After her husband's death in 1815, Diana took her daughter Jenny back to Weimar, where her sister Isabelle had married the General, Count August Karl von und zu Egloffstein. Since the Grand Duchess Maria Pavlovna, whom she had previously served as lady-in-waiting, welcomed her back with open arms, her position in Weimar society was secured. In the autumn of 1815, she met the widowed diplomat and later Minister of State Ernst Christian August von Gersdorff (1781-1852), who had been a part of the Sachsen-Weimar-Eisenach delegation to the Congress of Vienna and had just returned to Weimar. The two married on 20 January 1816; the marriage lasted 28 years and seems to have been happy. Ernst took Diana's daughter Jenny as well as her two sons Gottfried and Alfred Rabe von Pappenheim as comrades of his own son Karl from his first marriage to Amalie von Damnitz.
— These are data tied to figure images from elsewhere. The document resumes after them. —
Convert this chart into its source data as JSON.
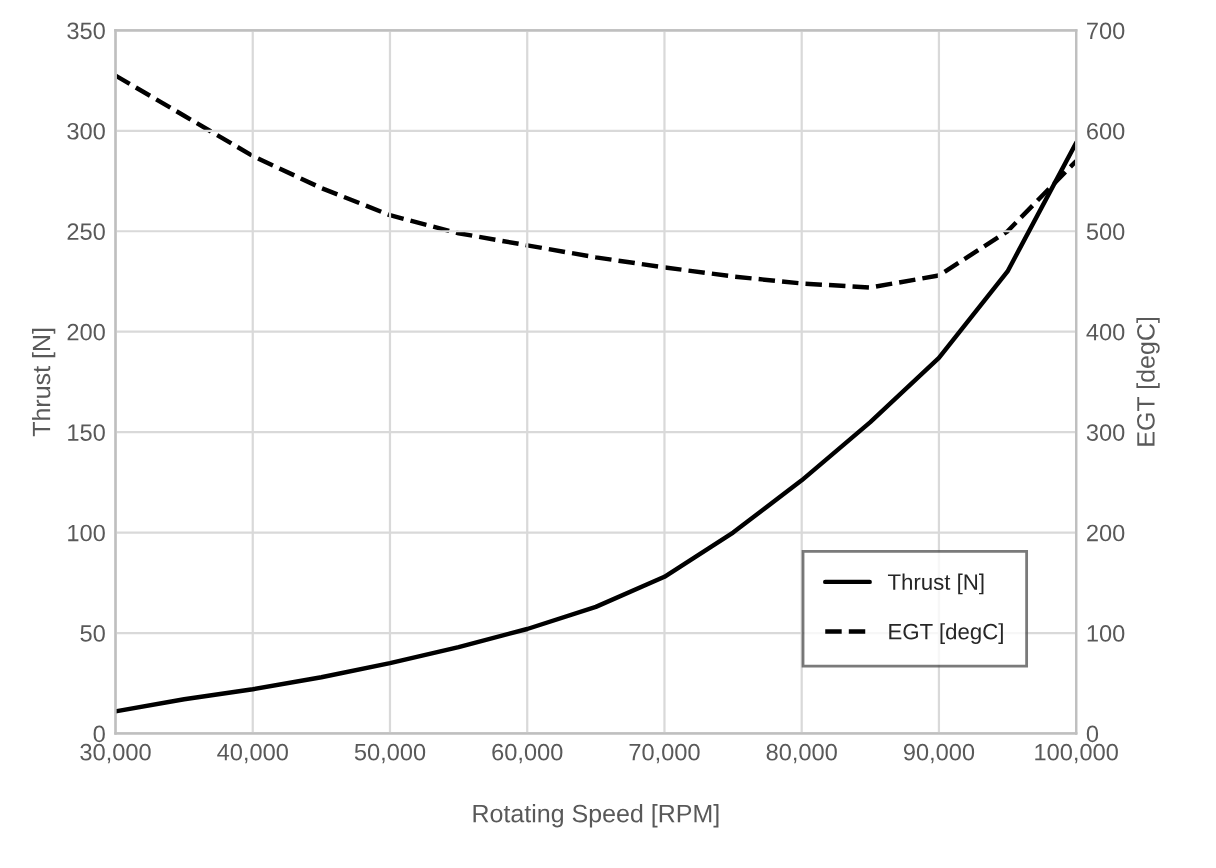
{
  "chart_data": {
    "type": "line",
    "xlabel": "Rotating Speed [RPM]",
    "ylabel": "Thrust [N]",
    "y2label": "EGT [degC]",
    "xlim": [
      30000,
      100000
    ],
    "xticks": [
      {
        "value": 30000,
        "label": "30,000"
      },
      {
        "value": 40000,
        "label": "40,000"
      },
      {
        "value": 50000,
        "label": "50,000"
      },
      {
        "value": 60000,
        "label": "60,000"
      },
      {
        "value": 70000,
        "label": "70,000"
      },
      {
        "value": 80000,
        "label": "80,000"
      },
      {
        "value": 90000,
        "label": "90,000"
      },
      {
        "value": 100000,
        "label": "100,000"
      }
    ],
    "ylim": [
      0,
      350
    ],
    "yticks": [
      0,
      50,
      100,
      150,
      200,
      250,
      300,
      350
    ],
    "y2lim": [
      0,
      700
    ],
    "y2ticks": [
      0,
      100,
      200,
      300,
      400,
      500,
      600,
      700
    ],
    "grid": true,
    "legend": "bottom right",
    "series": [
      {
        "name": "Thrust [N]",
        "color": "#000000",
        "line_style": "solid",
        "x": [
          30000,
          35000,
          40000,
          45000,
          50000,
          55000,
          60000,
          65000,
          70000,
          75000,
          80000,
          85000,
          90000,
          95000,
          100000
        ],
        "values": [
          11,
          17,
          22,
          28,
          35,
          43,
          52,
          63,
          78,
          100,
          126,
          155,
          187,
          230,
          294
        ]
      },
      {
        "name": "EGT [degC]",
        "color": "#000000",
        "line_style": "dashed",
        "axis": "y2",
        "x": [
          30000,
          35000,
          40000,
          45000,
          50000,
          55000,
          60000,
          65000,
          70000,
          75000,
          80000,
          85000,
          90000,
          95000,
          100000
        ],
        "values": [
          655,
          615,
          575,
          543,
          516,
          498,
          486,
          474,
          464,
          455,
          448,
          444,
          456,
          500,
          570
        ]
      }
    ]
  }
}
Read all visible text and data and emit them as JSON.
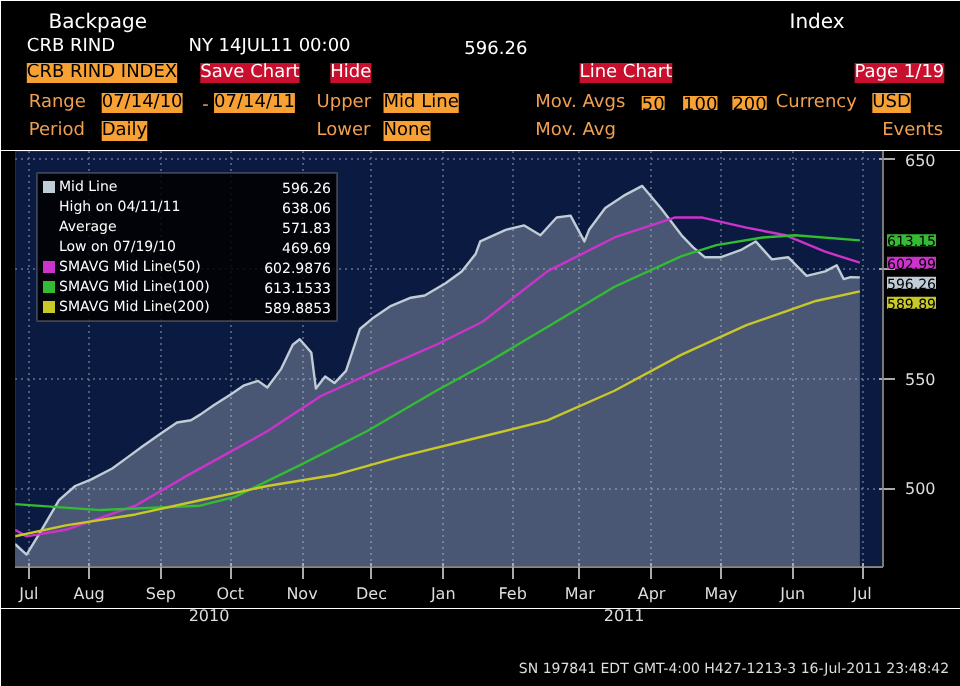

In 1821, their daughter Cécile was born. Diana devoted herself entirely to their large family.

== Illness and death ==

She suffered from a chronic and deteriorating bilious complaint, and therefore in 1830 she sought out a fountain cure in Karlsbad or Bad Kissingen. The disease began to worsen considerably in the 1840s, but an operation to treat it sent her into a decline. She died on 18 December 1844, aged 56 years.

Her life and those of others in the court was later used as material for a book by her daughter Jenny, Memoiren um die Titanen (Memoirs of the Titans).